Project Canterbury

Locust Street Letters

By Frank Lawrence Vernon

Philadelphia: St. Mark's Church, Locust Street.


ST. MARK'S, PHILADELPHIA.

THE THIRD SUNDAY AFTER EASTER, 1937.

MY DEAR PEOPLE:

The disciples, with bodily sight, saw Our Lord during the forty days after His resurrection. He had promised them that after Pentecost they would see Him with spiritual vision. The bodily sight would be withdrawn at the Ascension. The spiritual sight would remain to cause their hearts to rejoice with a joy that no man could take from them.

This satisfying spiritual sight of Our Lord has been the joy of Christians ever since. Centuries of experience have proved the reality of joy in the abiding presence of Our Lord. Centuries of worldly blindness and indifference have failed to take from Christians the fulness of joy found nowhere else but in their Lord's presence. Our Lord promised a special blessing to those who, not having enjoyed the bodily sight of Him, have believed in and enjoyed His spiritual presence.

This is the blessing in which we share. It follows that our devotion to Our Lord is a living devotion to a living Lord really present. We worship a present, not an absent, Lord. He is present in the Sacrament of His Body and Blood. By the Body and Blood of Christ our souls are strengthened and refreshed.

Therefore when the Church calls us to the Eucharistic Mysteries, she repeats the words of her Head, "Come unto Me, all ye that travail and are heavy laden, and I will refresh you." Seeing no man save Jesus only in this Mystery, the Church prays for the gifts to be obtained from Jesus only. "That we may worthily receive the most precious Body and Blood of thy Son Jesus Christ, be filled with Thy grace and heavenly benediction, and made one body with Him, that He may dwell in us, and we in Him. Grant us therefore, gracious Lord, so to eat the flesh of Thy dear Son Jesus Christ, and to drink His Blood, that our sinful bodies may be made clean by His Body, and our souls washed through His most precious Blood, and that we may evermore dwell in Him, and He in us." Christians go to the altar remembering the Lord's promise, "I will see you again." And that joy no man taketh from them.

Christians feed upon their Lord in their hearts by faith with thanksgiving. They know that the Lord is in their hearts. They know that He dwells in them. They know that at any moment of the day or night they may make acts of spiritual communion refreshing their minds with thankful remembrance and renewing their strength by the magnifying of Christ's life in their bodies. Whatever may be the difficulties which surround them, however painful the knowledge of their natural weakness may be, they are inspired by the confidence that they can do all things through Christ who strengtheneth them.

Earth born clouds may envelop them, but the darkness will not daunt them.

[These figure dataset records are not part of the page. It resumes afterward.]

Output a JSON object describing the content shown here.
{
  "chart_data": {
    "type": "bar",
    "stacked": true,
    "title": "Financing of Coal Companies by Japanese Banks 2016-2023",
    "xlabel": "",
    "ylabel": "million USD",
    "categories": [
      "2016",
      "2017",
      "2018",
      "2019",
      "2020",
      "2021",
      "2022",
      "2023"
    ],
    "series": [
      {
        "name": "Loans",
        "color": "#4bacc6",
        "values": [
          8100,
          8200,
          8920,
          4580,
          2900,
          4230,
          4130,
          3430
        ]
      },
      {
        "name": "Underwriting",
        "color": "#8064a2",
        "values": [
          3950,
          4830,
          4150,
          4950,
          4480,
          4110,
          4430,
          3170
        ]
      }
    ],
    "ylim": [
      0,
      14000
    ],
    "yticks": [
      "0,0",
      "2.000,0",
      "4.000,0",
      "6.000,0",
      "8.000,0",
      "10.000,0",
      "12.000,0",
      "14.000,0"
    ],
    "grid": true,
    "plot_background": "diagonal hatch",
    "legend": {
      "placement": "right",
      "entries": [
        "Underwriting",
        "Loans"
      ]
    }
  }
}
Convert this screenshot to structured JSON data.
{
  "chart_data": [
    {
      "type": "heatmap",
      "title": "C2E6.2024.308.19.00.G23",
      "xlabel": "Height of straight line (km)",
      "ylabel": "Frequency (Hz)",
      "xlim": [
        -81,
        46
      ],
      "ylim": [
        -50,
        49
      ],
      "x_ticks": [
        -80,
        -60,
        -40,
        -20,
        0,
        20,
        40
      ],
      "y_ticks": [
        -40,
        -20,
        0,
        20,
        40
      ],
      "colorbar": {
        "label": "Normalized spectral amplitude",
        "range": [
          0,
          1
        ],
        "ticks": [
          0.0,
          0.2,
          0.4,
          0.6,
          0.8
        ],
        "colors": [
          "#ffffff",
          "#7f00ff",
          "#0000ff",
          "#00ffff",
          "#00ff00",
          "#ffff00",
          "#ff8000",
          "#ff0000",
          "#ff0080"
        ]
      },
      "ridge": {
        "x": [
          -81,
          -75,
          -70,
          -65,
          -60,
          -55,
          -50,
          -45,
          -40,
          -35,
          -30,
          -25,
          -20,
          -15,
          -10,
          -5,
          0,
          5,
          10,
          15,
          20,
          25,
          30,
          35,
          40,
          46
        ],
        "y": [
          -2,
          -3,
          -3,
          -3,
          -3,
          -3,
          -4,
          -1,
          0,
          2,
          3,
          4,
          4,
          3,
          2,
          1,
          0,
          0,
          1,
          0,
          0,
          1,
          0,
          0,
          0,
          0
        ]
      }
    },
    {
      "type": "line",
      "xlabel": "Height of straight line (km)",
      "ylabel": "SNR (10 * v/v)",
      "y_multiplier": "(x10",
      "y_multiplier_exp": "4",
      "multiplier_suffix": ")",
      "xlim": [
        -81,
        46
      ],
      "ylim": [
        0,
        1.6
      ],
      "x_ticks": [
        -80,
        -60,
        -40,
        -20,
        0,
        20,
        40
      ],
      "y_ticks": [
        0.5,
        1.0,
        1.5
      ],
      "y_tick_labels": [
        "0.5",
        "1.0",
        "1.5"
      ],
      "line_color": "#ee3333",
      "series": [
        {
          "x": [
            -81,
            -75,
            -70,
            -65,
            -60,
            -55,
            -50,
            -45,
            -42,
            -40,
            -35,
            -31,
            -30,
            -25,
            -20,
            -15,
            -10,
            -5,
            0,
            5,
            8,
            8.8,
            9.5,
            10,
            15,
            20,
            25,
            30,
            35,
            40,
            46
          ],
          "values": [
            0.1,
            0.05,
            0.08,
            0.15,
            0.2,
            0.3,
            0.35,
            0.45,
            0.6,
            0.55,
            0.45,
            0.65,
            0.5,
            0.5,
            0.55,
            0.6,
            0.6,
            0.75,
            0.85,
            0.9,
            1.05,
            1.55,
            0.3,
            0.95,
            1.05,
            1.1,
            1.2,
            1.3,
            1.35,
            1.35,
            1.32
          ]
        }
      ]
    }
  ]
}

Darkness does not mean separation. The remembrance of the promise cheers them. "Ye now therefore have sorrow! But I will see you again, and your heart shall rejoice and your joy no man taketh from you."

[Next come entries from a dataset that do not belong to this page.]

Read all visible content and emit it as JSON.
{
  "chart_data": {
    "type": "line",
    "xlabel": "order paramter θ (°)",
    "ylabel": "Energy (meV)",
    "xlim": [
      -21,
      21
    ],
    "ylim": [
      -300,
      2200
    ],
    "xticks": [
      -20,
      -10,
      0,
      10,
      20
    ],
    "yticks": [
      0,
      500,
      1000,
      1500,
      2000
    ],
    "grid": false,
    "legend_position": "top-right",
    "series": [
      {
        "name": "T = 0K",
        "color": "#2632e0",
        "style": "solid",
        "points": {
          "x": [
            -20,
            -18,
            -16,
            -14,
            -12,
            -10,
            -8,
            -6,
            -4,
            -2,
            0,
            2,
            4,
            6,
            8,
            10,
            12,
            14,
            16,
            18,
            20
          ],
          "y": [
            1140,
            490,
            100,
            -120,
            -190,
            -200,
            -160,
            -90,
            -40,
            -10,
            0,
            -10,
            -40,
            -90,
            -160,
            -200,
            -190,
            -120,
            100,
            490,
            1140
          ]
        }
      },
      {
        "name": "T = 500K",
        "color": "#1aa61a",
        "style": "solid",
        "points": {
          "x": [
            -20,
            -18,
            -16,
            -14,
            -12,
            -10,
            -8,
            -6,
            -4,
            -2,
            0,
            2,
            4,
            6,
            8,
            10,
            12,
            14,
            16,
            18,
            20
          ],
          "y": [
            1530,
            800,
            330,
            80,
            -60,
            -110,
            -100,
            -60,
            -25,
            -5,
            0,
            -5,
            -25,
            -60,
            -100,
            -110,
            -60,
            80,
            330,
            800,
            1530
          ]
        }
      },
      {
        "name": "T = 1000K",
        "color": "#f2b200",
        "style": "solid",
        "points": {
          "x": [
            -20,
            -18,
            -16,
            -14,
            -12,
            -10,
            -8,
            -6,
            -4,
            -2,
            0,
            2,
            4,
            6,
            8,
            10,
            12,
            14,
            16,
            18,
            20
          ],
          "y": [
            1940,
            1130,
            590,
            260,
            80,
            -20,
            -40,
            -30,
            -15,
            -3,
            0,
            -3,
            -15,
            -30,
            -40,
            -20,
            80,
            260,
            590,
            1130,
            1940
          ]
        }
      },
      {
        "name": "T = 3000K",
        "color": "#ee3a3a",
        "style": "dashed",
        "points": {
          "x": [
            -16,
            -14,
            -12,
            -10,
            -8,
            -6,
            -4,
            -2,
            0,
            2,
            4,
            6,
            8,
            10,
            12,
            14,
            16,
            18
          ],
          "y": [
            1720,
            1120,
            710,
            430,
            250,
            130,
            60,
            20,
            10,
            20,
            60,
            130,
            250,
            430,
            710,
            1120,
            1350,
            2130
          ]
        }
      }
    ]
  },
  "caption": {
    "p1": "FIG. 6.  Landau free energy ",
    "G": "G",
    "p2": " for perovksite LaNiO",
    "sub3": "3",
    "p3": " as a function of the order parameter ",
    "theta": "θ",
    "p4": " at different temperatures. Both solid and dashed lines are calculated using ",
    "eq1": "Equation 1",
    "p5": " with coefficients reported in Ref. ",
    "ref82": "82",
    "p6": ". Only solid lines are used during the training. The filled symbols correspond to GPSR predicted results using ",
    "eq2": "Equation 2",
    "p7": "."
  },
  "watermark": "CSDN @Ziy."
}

This perpetual communion finds its utterance in prayer. Prayer is the language of communion. It has a vocabulary all its own. There is no speech like it to be found anywhere else. The Lord's Prayer, the Our Father, is the treasury of prayer, in which all treasures of devotion have been found. The Divine Liturgy, the Offices, the Litanies, the vocal prayers of devotion, supplication, thanksgiving, intercession, ascend unceasingly from earth to heaven through Jesus Christ, the only Mediator and Advocate, the heavenly High Priest who ever liveth to make intercession for us.

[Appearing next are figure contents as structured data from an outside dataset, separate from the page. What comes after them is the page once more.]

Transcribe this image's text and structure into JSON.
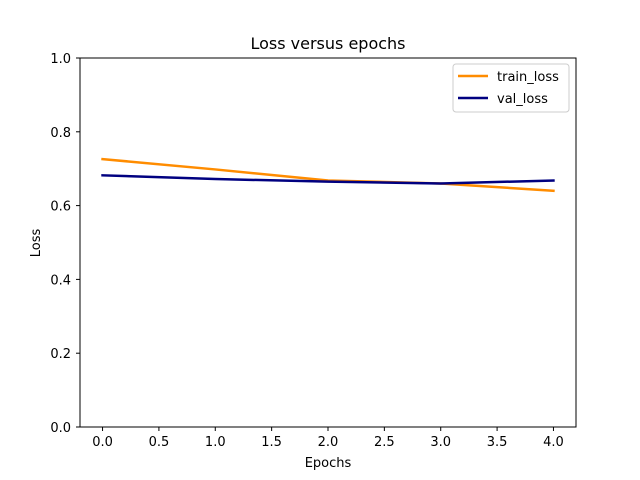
{
  "chart_data": {
    "type": "line",
    "title": "Loss versus epochs",
    "xlabel": "Epochs",
    "ylabel": "Loss",
    "xlim": [
      -0.2,
      4.2
    ],
    "ylim": [
      0.0,
      1.0
    ],
    "xticks": [
      0.0,
      0.5,
      1.0,
      1.5,
      2.0,
      2.5,
      3.0,
      3.5,
      4.0
    ],
    "xtick_labels": [
      "0.0",
      "0.5",
      "1.0",
      "1.5",
      "2.0",
      "2.5",
      "3.0",
      "3.5",
      "4.0"
    ],
    "yticks": [
      0.0,
      0.2,
      0.4,
      0.6,
      0.8,
      1.0
    ],
    "ytick_labels": [
      "0.0",
      "0.2",
      "0.4",
      "0.6",
      "0.8",
      "1.0"
    ],
    "grid": false,
    "legend_position": "top-right",
    "x": [
      0,
      1,
      2,
      3,
      4
    ],
    "series": [
      {
        "name": "train_loss",
        "color": "#ff8c00",
        "values": [
          0.726,
          0.698,
          0.668,
          0.66,
          0.64
        ]
      },
      {
        "name": "val_loss",
        "color": "#000080",
        "values": [
          0.682,
          0.672,
          0.665,
          0.66,
          0.668
        ]
      }
    ]
  }
}
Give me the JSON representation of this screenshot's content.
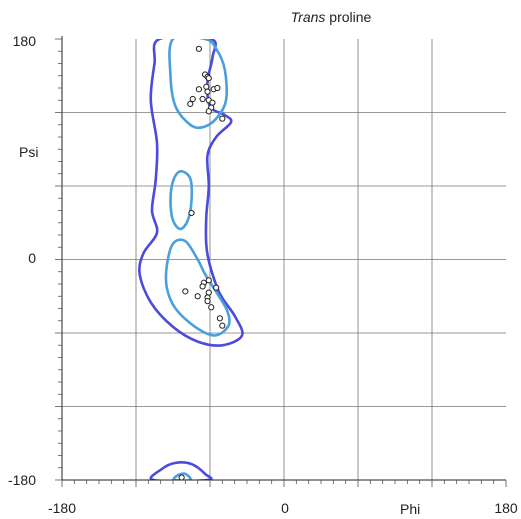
{
  "chart_data": {
    "type": "scatter",
    "title_italic": "Trans",
    "title_rest": " proline",
    "xlabel": "Phi",
    "ylabel": "Psi",
    "xlim": [
      -180,
      180
    ],
    "ylim": [
      -180,
      180
    ],
    "x_tick_labels": [
      "-180",
      "0",
      "180"
    ],
    "y_tick_labels": [
      "180",
      "0",
      "-180"
    ],
    "grid": true,
    "colors": {
      "outer_contour": "#4b4bdc",
      "inner_contour": "#4aa0dc",
      "grid": "#777777",
      "point": "#222222"
    },
    "points": [
      {
        "x": -69,
        "y": 172
      },
      {
        "x": -64,
        "y": 151
      },
      {
        "x": -62,
        "y": 149
      },
      {
        "x": -61,
        "y": 148
      },
      {
        "x": -69,
        "y": 139
      },
      {
        "x": -63,
        "y": 141
      },
      {
        "x": -62,
        "y": 137
      },
      {
        "x": -57,
        "y": 139
      },
      {
        "x": -54,
        "y": 140
      },
      {
        "x": -74,
        "y": 131
      },
      {
        "x": -76,
        "y": 127
      },
      {
        "x": -66,
        "y": 131
      },
      {
        "x": -61,
        "y": 130
      },
      {
        "x": -58,
        "y": 128
      },
      {
        "x": -59,
        "y": 124
      },
      {
        "x": -61,
        "y": 121
      },
      {
        "x": -50,
        "y": 115
      },
      {
        "x": -75,
        "y": 38
      },
      {
        "x": -61,
        "y": -17
      },
      {
        "x": -65,
        "y": -19
      },
      {
        "x": -66,
        "y": -22
      },
      {
        "x": -55,
        "y": -23
      },
      {
        "x": -80,
        "y": -26
      },
      {
        "x": -61,
        "y": -27
      },
      {
        "x": -62,
        "y": -31
      },
      {
        "x": -70,
        "y": -30
      },
      {
        "x": -62,
        "y": -34
      },
      {
        "x": -59,
        "y": -39
      },
      {
        "x": -52,
        "y": -48
      },
      {
        "x": -50,
        "y": -54
      },
      {
        "x": -83,
        "y": -178
      }
    ]
  }
}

Earth responds to heaven's Sursum Corda and lifts up the hearts of saints and sinners, the holy aspirations, the sighs of penitence, the grateful thanksgivings, the inarticulate griefs, the hopes and fears, the trustful silences which are considered by some masters in the science of prayer to be the deepest of all acts of prayer. Only God knows the secrets of the prayers offered to Him daily. But one thing we all know, the voice never fails, "Ye now therefore have sorrow; but I will see you again, and your heart shall rejoice, and your joy no man taketh from you."